New book analyses origins of Canadian bankruptcy laws
Western Law professor Thomas Telfer’s new book Ruin and Redemption: The Struggle for a Canadian Bankruptcy Law, 1867-1919 analyses the ideas, interests and institutions that shaped the evolution of Canadian bankruptcy law.
It details the constitutional and legislative history of insolvency law and examines the vigorous public debates over the idea of bankruptcy.
“Modern bankruptcy scholarship has long moved past the question of ‘whether bankruptcy law should exist at all’ and has now focused on ‘how much it should do’. But in late 19th and early 20th century Canada, the central question was whether there should be a bankruptcy law at all,” says Telfer.
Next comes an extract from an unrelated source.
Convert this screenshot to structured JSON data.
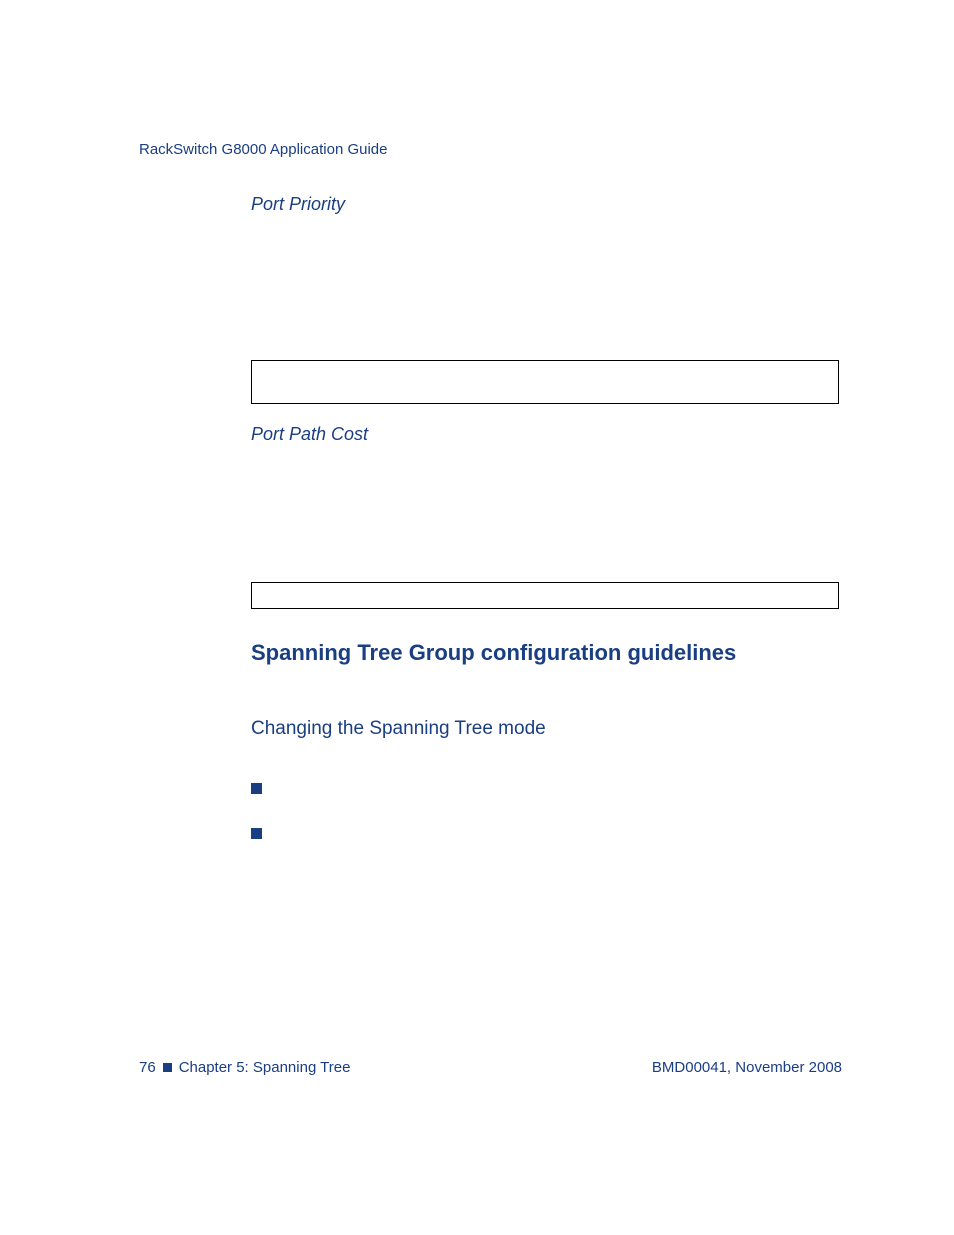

“It is rare to find a work on commercial law that animates the law and its history by drawing insight from political debate, social context and commentary, economic analysis and literature, as well as legislation, case law, and parliamentary records,” says Tamara Buckwold of the Faculty of Law, University of Alberta. “Ruin and Redemption is a valuable addition to the legal and historical literature on insolvency law.”
Ruin and Redemption: The Struggle for a Canadian Bankruptcy Law, 1867-1919 was officially launched at an event hosted by the Osgoode Society for Canadian Legal History on November 4. The Osgoode Society was established in 1979 to promote the publication of work on the history of Canadian law, and to create and preserve an oral history archive.